NAT10-mediated ac4C modification of TNFRSF1A promotes acute kidney injury by activating NF-κB pathway

Acute kidney injury (AKI) is closely linked to inflammatory responses driven by the NF-κB pathway, yet the epigenetic mechanisms underlying this association remain poorly understood. This study investigates the role of N-acetyltransferase 10 (NAT10)-mediated RNA N4-acetylcytidine (ac4C) modification in regulating NF-κB signaling during AKI. Clinical AKI specimens and experimental models (in vivo and in vitro) were analyzed to assess NAT10 expression in renal tubular epithelial cells (RTECs). Genetic knockdown and overexpression of NAT10 (including the catalytically inactive NAT10-G641E mutant) were performed in vitro to evaluate NF-κB pathway activity and hypoxia/reoxygenation (H/R)-induced inflammatory responses. In murine ischemia/reperfusion (I/R)-induced AKI models, genetic ablation of NAT10 in RTECs and pharmacological inhibition using Remodelin were employed to study renal inflammation and injury. Mechanistic insights were derived from integrated ac4C acetylated RNA immunoprecipitation sequencing (acRIP-seq) and RNA sequencing (RNA-seq) analyses to identify NAT10-mediated ac4C modification targets and their effects on RNA stability, translation efficiency, and signaling pathways. NAT10 was significantly upregulated in RTECs of clinical AKI specimens and experimental models. In vitro, NAT10 knockdown suppressed NF-κB activation, mitigating H/R-induced inflammation and cellular damage, while NAT10 overexpression (but not the G641E mutant) activated NF-κB, exacerbating RTECs injury.
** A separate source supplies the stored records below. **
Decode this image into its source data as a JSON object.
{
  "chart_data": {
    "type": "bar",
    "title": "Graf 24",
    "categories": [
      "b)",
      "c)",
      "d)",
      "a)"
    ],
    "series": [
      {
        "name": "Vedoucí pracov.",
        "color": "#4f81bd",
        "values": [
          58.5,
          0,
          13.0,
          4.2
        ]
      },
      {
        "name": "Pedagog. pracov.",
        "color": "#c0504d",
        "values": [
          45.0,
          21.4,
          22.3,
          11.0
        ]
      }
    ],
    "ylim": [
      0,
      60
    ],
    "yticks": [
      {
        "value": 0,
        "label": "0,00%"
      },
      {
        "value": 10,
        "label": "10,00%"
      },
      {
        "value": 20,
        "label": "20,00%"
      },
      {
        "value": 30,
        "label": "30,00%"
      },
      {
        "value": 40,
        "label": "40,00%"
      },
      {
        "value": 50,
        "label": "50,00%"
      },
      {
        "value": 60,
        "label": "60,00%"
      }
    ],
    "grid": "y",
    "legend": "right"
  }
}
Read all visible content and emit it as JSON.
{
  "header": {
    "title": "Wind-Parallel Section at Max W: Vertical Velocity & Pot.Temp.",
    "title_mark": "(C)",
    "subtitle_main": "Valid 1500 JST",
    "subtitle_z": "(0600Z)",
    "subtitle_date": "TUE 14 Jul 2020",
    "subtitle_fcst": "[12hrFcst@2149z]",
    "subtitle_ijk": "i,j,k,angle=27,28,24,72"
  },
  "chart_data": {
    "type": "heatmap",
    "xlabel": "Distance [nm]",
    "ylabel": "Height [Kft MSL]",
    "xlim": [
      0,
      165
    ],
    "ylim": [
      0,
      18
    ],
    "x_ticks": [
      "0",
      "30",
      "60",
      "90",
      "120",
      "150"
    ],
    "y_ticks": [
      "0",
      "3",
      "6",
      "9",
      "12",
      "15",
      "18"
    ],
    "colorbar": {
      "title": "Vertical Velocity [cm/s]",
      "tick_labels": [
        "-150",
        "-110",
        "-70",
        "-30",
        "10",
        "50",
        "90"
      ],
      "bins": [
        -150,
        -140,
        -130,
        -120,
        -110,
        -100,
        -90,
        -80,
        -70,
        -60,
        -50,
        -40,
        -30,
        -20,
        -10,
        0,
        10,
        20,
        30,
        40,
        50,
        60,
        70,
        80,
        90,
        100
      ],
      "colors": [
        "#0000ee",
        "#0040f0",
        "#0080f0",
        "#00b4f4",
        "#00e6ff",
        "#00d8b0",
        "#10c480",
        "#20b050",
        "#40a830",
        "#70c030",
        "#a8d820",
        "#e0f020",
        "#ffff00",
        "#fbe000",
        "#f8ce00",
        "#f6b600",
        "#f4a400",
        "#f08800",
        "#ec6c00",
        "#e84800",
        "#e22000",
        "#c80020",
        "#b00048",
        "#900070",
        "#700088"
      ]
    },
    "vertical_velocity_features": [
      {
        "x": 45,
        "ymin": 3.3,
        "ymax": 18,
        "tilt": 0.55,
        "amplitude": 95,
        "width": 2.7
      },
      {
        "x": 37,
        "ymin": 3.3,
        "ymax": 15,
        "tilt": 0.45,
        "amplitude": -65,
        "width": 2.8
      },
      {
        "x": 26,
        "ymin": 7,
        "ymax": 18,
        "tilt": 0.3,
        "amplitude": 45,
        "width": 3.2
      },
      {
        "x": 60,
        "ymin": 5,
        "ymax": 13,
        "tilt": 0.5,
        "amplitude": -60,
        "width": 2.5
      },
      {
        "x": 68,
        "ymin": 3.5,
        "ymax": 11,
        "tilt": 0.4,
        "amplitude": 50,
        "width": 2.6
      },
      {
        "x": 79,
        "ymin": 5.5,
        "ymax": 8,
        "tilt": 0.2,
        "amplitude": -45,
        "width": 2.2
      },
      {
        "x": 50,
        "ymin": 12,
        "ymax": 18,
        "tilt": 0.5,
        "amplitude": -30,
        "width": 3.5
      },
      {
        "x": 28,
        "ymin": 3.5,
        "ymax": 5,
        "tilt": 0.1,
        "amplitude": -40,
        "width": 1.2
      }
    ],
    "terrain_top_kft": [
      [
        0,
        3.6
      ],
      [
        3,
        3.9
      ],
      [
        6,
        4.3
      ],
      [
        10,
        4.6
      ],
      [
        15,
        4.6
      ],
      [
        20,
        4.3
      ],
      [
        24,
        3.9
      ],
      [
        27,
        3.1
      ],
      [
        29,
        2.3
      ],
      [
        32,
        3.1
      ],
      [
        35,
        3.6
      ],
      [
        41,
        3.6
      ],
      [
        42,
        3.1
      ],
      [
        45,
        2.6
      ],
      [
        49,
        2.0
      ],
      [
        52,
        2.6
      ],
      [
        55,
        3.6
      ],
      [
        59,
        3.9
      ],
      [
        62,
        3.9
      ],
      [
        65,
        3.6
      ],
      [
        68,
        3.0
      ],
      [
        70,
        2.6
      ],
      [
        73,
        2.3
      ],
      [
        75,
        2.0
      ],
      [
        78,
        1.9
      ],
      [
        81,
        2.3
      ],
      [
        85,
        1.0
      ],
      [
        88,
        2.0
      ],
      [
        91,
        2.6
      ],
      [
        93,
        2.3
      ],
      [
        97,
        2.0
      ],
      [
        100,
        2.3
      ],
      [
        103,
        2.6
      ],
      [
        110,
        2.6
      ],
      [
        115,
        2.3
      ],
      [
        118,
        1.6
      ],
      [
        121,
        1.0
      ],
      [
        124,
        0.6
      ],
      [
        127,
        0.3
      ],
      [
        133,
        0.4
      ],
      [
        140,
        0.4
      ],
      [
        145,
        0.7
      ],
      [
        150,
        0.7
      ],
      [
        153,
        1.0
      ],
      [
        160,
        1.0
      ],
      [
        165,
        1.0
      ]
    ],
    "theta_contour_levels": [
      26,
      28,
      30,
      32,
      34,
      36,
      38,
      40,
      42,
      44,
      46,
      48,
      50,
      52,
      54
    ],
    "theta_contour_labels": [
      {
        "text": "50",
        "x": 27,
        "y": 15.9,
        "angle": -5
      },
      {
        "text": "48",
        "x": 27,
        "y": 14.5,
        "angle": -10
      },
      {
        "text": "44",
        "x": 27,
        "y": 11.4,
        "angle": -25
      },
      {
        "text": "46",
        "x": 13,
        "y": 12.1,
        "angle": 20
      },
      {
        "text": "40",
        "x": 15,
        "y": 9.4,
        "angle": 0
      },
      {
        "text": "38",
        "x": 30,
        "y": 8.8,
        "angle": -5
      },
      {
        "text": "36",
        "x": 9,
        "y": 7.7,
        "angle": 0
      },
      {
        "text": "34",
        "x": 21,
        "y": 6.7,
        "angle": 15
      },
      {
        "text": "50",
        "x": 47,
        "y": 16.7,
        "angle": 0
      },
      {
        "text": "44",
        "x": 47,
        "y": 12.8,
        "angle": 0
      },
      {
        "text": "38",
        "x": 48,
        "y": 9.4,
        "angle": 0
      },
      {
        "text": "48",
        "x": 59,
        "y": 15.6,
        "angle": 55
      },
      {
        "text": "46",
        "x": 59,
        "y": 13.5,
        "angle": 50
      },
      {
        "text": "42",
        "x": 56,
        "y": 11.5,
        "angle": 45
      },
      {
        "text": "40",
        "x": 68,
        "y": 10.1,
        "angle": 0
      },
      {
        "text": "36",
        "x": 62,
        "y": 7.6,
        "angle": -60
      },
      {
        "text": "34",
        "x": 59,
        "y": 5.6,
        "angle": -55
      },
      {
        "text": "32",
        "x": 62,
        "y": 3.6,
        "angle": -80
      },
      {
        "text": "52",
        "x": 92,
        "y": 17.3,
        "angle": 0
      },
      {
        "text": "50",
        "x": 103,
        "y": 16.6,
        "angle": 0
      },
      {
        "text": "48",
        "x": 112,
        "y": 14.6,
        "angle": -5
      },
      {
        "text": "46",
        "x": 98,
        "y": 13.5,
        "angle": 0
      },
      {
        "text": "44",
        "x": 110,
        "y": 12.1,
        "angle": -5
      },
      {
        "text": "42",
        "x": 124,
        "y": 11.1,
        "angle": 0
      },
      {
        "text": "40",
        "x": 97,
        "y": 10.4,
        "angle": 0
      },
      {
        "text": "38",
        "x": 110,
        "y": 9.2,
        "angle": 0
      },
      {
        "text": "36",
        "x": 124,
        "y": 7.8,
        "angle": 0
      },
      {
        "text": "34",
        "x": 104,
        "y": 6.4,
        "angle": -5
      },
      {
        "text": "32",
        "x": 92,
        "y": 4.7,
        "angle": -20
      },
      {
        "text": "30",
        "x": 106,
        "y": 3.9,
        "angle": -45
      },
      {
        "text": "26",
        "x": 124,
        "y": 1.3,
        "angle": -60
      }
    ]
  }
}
In murine I/R-AKI models, genetic or pharmacological inhibition of NAT10 attenuated NF-κB-mediated renal inflammation and tubular damage. Mechanistically, NAT10-mediated ac4C modification enhanced RNA stability and translation efficiency of tumor necrosis factor receptor superfamily member 1A (TNFRSF1A), leading to aberrant NF-κB activation and subsequent inflammatory cascades. This study identifies the NAT10–ac4C–TNFRSF1A axis as a novel epigenetic regulator of NF-κB-driven renal inflammation in AKI. NAT10 promotes inflammatory signaling and tubular damage by enhancing TNFRSF1A mRNA stability and translation efficiency, highlighting its potential as a therapeutic target. These findings provide a theoretical foundation for developing AKI treatments targeting NAT10-mediated ac4C modification to mitigate NF-κB-dependent pathology.